Correlate metrics and logs
When a metric idicates a problem, the logs might help you investigate the root cause of the issue. With Neptune, you can build custom views where you can see and analyze the correlation between the metrics and logs from the same time range or at the same step.
This tutorial explains how to:
- Capture logs with Neptune
- View logs in the Neptune app
- Correlate metrics to logs and hardware usage
Before you start
Configure your Neptune API token and project. For details, see Get started.
Log metrics
To log numerical series to Neptune, use the log_metrics()
function. For details, see Metrics.
Capture logs
You can log your own custom messages to Neptune as StringSeries
attributes. Each message is timestamped and associated with a step value which makes it easier to track progress during training.
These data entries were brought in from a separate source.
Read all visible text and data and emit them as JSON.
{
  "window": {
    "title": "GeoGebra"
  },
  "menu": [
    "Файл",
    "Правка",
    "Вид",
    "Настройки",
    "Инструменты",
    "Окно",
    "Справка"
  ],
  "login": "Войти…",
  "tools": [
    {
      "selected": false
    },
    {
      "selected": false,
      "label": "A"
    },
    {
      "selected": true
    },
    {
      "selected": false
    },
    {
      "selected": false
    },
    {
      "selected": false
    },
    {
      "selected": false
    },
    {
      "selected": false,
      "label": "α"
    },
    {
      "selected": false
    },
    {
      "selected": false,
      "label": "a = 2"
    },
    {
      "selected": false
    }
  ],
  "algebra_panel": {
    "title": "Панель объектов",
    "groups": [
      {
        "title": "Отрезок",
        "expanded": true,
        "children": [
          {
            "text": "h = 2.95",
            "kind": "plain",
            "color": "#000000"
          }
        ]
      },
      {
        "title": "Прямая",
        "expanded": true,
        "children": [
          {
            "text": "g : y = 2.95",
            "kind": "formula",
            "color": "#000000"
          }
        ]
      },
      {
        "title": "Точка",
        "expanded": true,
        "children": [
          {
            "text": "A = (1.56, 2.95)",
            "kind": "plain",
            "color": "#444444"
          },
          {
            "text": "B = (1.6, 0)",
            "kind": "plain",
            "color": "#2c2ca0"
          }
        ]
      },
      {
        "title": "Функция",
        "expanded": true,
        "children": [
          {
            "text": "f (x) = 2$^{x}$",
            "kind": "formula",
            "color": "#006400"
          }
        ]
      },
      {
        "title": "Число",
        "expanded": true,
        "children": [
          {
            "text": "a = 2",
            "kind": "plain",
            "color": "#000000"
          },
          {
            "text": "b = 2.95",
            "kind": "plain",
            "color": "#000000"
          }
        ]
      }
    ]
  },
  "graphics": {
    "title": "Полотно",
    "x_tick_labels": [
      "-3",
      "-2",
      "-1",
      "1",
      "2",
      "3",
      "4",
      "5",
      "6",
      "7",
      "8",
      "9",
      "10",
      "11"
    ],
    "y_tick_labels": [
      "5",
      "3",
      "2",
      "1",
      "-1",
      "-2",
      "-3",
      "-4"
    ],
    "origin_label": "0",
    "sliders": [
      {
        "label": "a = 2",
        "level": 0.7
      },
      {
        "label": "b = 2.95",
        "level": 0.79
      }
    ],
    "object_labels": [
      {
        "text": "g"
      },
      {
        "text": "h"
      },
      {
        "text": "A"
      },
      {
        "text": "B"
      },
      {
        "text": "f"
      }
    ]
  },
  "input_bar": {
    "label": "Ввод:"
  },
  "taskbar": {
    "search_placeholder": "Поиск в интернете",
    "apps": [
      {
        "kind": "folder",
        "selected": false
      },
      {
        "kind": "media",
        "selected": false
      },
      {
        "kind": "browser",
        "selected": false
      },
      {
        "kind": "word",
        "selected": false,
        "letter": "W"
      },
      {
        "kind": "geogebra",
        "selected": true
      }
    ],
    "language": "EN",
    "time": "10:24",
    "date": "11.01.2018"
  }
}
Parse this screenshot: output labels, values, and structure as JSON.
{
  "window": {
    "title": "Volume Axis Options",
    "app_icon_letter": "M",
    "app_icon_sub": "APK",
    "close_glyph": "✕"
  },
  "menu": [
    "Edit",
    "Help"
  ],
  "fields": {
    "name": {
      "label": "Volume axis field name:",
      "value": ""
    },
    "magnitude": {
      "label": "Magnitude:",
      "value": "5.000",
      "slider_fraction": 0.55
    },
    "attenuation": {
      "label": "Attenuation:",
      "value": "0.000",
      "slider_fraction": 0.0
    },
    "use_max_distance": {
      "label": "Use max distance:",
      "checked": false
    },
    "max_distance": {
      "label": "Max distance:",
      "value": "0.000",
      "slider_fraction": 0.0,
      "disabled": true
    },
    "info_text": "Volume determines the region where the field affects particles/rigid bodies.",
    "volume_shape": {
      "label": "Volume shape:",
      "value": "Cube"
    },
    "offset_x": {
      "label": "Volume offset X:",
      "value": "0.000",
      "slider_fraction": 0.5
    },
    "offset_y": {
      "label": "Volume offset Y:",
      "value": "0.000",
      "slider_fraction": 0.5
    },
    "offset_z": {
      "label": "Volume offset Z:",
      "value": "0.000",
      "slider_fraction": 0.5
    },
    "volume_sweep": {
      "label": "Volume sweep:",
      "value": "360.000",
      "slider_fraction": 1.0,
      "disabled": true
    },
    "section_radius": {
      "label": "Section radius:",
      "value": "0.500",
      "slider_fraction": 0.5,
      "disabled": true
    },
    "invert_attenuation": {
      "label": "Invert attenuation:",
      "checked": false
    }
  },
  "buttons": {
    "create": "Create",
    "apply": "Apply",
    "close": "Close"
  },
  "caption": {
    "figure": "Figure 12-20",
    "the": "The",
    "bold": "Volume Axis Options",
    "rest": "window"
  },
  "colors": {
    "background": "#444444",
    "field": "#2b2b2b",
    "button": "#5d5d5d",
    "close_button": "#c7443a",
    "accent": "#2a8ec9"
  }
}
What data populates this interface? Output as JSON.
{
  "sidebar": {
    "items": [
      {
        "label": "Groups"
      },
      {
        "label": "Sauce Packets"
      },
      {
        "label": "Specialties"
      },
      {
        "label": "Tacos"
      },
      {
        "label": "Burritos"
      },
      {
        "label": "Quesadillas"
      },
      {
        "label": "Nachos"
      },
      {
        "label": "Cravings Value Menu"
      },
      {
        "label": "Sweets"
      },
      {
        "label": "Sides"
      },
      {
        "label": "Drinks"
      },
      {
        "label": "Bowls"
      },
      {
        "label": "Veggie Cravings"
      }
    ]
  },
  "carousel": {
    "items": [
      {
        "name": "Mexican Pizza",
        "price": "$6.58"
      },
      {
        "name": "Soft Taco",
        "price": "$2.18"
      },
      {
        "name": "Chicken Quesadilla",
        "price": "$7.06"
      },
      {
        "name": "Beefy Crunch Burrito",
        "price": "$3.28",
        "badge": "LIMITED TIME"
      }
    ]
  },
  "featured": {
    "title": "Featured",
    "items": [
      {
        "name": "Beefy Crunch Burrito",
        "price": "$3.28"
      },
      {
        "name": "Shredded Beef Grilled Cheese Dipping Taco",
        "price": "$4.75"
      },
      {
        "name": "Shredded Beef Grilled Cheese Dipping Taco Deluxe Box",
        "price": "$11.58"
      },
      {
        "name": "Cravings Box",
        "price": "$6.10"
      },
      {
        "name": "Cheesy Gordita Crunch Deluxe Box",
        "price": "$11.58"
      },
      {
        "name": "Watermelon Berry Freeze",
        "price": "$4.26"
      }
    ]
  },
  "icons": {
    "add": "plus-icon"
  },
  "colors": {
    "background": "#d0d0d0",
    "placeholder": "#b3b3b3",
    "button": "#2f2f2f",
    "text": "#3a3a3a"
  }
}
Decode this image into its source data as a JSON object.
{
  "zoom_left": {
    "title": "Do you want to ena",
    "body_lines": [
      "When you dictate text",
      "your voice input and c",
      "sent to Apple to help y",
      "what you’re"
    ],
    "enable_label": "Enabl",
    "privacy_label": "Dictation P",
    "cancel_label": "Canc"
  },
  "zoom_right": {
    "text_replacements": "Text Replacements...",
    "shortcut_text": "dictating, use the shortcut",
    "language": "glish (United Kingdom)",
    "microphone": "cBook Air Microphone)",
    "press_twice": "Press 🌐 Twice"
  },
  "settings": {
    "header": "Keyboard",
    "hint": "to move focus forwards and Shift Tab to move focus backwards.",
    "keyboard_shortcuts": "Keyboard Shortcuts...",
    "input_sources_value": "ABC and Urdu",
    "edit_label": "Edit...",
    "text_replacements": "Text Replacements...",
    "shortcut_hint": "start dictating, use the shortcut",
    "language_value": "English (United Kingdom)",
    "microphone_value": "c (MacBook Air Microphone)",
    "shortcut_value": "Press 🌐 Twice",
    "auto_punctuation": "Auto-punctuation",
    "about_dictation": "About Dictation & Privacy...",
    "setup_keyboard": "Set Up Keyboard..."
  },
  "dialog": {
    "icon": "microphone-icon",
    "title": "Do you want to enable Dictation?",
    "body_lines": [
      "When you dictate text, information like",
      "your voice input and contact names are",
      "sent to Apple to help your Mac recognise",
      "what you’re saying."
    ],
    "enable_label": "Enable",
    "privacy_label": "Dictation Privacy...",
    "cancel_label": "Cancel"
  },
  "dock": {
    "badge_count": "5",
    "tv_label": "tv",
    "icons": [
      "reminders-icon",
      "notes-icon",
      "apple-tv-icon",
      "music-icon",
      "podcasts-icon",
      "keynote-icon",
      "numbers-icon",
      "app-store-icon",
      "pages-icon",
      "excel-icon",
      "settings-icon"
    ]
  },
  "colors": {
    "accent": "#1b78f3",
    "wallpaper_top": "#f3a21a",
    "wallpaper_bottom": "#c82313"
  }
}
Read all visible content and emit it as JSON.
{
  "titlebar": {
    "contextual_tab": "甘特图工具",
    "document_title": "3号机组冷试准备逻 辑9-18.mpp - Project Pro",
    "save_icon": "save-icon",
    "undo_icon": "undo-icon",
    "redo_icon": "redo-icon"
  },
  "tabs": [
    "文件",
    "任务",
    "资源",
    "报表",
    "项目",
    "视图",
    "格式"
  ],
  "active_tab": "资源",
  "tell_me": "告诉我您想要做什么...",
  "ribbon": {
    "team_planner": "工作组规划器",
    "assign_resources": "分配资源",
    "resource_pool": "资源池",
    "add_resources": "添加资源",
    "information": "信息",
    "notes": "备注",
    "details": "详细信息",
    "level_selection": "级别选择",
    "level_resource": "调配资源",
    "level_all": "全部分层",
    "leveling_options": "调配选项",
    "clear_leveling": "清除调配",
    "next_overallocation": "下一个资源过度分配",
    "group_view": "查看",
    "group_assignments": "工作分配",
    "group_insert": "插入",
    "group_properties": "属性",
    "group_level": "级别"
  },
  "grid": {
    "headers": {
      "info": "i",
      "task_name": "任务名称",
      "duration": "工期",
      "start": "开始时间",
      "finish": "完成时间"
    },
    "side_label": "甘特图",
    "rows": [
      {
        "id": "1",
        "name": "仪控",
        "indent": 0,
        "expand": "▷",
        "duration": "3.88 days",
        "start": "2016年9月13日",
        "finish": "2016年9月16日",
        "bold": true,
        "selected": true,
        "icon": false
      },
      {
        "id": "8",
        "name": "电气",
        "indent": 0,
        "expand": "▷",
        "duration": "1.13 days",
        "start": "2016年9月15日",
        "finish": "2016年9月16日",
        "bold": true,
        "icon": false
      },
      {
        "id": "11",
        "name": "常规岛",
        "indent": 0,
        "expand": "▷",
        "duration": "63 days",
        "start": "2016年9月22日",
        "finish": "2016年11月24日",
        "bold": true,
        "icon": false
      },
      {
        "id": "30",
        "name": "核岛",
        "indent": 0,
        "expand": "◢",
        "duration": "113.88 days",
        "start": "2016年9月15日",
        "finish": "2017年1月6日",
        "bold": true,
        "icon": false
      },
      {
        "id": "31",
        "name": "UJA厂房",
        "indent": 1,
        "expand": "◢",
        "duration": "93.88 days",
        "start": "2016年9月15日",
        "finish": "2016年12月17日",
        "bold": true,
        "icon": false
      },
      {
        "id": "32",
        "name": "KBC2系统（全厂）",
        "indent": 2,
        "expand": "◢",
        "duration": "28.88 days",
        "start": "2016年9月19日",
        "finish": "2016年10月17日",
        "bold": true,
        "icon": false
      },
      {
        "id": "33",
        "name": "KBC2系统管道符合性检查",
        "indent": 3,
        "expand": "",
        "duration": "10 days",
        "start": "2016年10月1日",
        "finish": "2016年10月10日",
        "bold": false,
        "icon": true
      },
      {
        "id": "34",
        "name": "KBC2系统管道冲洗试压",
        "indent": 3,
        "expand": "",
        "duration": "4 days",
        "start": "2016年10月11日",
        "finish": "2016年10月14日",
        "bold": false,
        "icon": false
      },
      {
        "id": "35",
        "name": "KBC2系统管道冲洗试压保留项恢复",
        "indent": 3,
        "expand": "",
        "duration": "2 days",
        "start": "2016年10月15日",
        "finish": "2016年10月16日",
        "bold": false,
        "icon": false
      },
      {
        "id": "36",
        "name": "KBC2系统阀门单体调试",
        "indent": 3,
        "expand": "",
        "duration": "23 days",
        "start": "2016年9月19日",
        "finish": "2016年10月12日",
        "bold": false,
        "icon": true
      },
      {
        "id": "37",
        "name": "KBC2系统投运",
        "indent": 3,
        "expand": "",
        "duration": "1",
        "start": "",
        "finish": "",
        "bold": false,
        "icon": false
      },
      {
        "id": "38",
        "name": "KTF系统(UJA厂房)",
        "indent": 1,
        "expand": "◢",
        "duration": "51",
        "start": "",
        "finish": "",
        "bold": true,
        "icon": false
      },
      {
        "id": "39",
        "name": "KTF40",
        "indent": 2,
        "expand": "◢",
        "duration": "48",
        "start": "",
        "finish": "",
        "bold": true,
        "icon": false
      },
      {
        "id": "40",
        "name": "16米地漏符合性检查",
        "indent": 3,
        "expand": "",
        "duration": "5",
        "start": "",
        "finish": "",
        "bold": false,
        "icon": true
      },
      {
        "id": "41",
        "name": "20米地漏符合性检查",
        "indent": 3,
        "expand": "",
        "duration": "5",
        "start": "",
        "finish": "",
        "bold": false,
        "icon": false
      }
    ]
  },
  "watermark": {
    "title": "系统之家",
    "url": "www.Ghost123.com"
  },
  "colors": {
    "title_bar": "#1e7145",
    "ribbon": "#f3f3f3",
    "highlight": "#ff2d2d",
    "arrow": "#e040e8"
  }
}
For example, you can log the following information:
- Error and warning messages
- Progress updates, configuration changes
- Custom debugging information
To send custom messages or logs to Neptune, log a series of strings with the log_string_series()
function.
from random import random
from neptune_scale import Run
def hello_neptune():
run = Run(
api_token="eyJhcGlfYWRkcmVz...In0=", # not needed if using environment variable
project="workspace-name/project-name", # not needed if using environment variable
experiment_name="tutorial-metrics-and-logs",
)
run.log_string_series(
data={"status": "Starting training"},
step=0,
)
num_steps = 20
offset = random() / 5
for step in range(1, num_steps):
# Your training loop
acc = 1 - 2**-step - random() / (step + 1) - offset
loss = 2**-step + random() / (step + 1) + offset
if step % (num_steps // 2) == 0: # Add a simulated error
run.log_string_series(
data={"status": f"Step = {step}, Loss = NaN"},
step=step,
)
elif step % 1 == 0:
run.log_string_series(
data={"status": f"Step = {step}, All metrics logged"},
step=step,
)
# Log metrics as usual
run.log_metrics(
data={"accuracy": acc, "loss": loss},
step=step,
)
run.log_string_series(
data={"status": "Training complete!"},
step=step,
)
run.close()
if __name__ == "__main__":
hello_neptune()
For details, see Log a series of strings.
Other options
In addition to logging custom messages, Neptune offers the following options to track runtime information:
- Neptune logs the standard streams
stderr
andstdout
automatically. - You can capture logs with the Python
Logger
. For details, see Log PythonLogger
output. - You can monitor hardware usage and log the results to Neptune with the
neptune_hardware_monitoring.py
utility script.
Build visualizations
To build custom visaulizations in the Neptune app:
-
For a detailed comparison between them, see Gather and share insights.
-
To visualize the logged metadata, use widgets:
- For metrics that you want to analyze, create chart widgets.
- For the custom messages, create a logs widgets.
-
Align the training charts to the logs.
-
To use relative time:
- For chart widgets, set the X-axis series to relative time.
- For logs widgets, set the time scale to relative time.
-
To use steps:
- For charts widgets, set the X-axis to step.
- For logs widgets, enable the Display steps option.
-
-
From the runs table, select a run whose metadata you want to see and compare.
Note that to view the contents of the logs widget, you must select only one run at a time. For details, see Select runs to compare.
Analyze the correlation
Once you configure your dashboard or report, you can analyze the correlation between the metrics and logs.
For example, you can debug spikes in training charts by correlating them to the errors messages logged per step or in the same time range. You can also analyze if these effects are shared across other metrics and determine if you should abandon or fork a training run.
To zoom in on a chart, click and drag over its area. The zoom applies to all charts that share the same X-axis series in your current view.